You are viewing a plain text version of this content. The canonical link for it is here.
Posted to user@crunch.apache.org by Jeremy Lewi <je...@lewi.us> on 2014/01/12 03:16:21 UTC

How to create in memory collection of iterable?

Hi Crunch Users,

Ho

Re: How to create in memory collection of iterable?

Posted by Gabriel Reid <ga...@gmail.com>.
Hi Jeremy,

On Sun, Jan 12, 2014 at 4:26 AM, Jeremy Lewi <je...@lewi.us> wrote:
> I ended up just creating a PTable<String, BowtieMapping> and then invoking
> groupByKey on the table.

Good to hear you resolved it. Although a little late, I can just
confirm that that's how I would create an in-memory PCollection of
Iterables (i.e. create a PTable and then group it by key). The
underlying reason that it's (currently) awkward to construct
PCollection of iterables is because the concept of Iterables in Crunch
isn't something that can be serialized to disk or read from disk, so
there's typically no need to be able to construct a PType for it.

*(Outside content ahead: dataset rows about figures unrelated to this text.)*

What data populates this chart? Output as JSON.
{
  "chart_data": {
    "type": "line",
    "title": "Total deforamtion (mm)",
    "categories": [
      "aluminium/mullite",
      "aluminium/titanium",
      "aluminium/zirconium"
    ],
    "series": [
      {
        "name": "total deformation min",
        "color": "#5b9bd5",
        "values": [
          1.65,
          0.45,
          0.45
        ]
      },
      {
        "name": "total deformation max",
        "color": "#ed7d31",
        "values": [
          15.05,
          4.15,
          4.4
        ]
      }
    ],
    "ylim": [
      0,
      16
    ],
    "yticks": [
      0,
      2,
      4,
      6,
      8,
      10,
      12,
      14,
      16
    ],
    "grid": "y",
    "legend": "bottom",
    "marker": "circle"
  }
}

FWIW, when I'm writing unit tests for DoFns I usually don't even
create an in-memory PCollection, but instead call the process method
with a mocked Emitter. The biggest issue with this approach is usually
getting the DoFn correctly initialized if it has some custom
initialization logic.

- Gabriel

>
>
> On Sat, Jan 11, 2014 at 6:20 PM, Jeremy Lewi <je...@lewi.us> wrote:
>>
>> Lets try again,
>>
>> How do I create an in memory collection of iterable avro specific types? I
>> can't seem to figure out how to create a PType for the iterable type.
>>
>> Here's what I'm trying:
>>     ArrayList<BowtieMapping> mappings = new ArrayList<BowtieMapping>();
>>     PCollection<Iterable<BowtieMapping>> example4 =
>>         MemPipeline.typedCollectionOf(
>>             Avros.collections(mappings.getClass()),
>>             mappings);
>>
>> In this case BowtieMapping is the class for my avro specific type.
>>
>> I'm trying to write a unit test for a DoFn.
>>
>> Thanks
>> J
>>
>>
>>
>> On Sat, Jan 11, 2014 at 6:16 PM, Jeremy Lewi <je...@lewi.us> wrote:
>>>
>>> Hi Crunch Users,
>>>
>>> Ho
>>
>>
>

Re: How to create in memory collection of iterable?

Posted by Jeremy Lewi <je...@lewi.us>.
I ended up just creating a PTable<String, BowtieMapping> and then invoking
groupByKey on the table.

J


On Sat, Jan 11, 2014 at 6:20 PM, Jeremy Lewi <je...@lewi.us> wrote:

> Lets try again,
>
> How do I create an in memory collection of iterable avro specific types? I
> can't seem to figure out how to create a PType for the iterable type.
>
> Here's what I'm trying:
>     ArrayList<BowtieMapping> mappings = new ArrayList<BowtieMapping>();
>     PCollection<Iterable<BowtieMapping>> example4 =
>         MemPipeline.typedCollectionOf(
>             Avros.collections(mappings.getClass()),
>             mappings);
>
> In this case BowtieMapping is the class for my avro specific type.
>
> I'm trying to write a unit test for a DoFn.
>
> Thanks
> J
>
>
>
> On Sat, Jan 11, 2014 at 6:16 PM, Jeremy Lewi <je...@lewi.us> wrote:
>
>> Hi Crunch Users,
>>
>> Ho
>>
>
>

Re: How to create in memory collection of iterable?

Posted by Jeremy Lewi <je...@lewi.us>.
Lets try again,

How do I create an in memory collection of iterable avro specific types? I
can't seem to figure out how to create a PType for the iterable type.

Here's what I'm trying:
    ArrayList<BowtieMapping> mappings = new ArrayList<BowtieMapping>();
    PCollection<Iterable<BowtieMapping>> example4 =
        MemPipeline.typedCollectionOf(
            Avros.collections(mappings.getClass()),
            mappings);

In this case BowtieMapping is the class for my avro specific type.

I'm trying to write a unit test for a DoFn.

Thanks
J



On Sat, Jan 11, 2014 at 6:16 PM, Jeremy Lewi <je...@lewi.us> wrote:

> Hi Crunch Users,
>
> Ho
>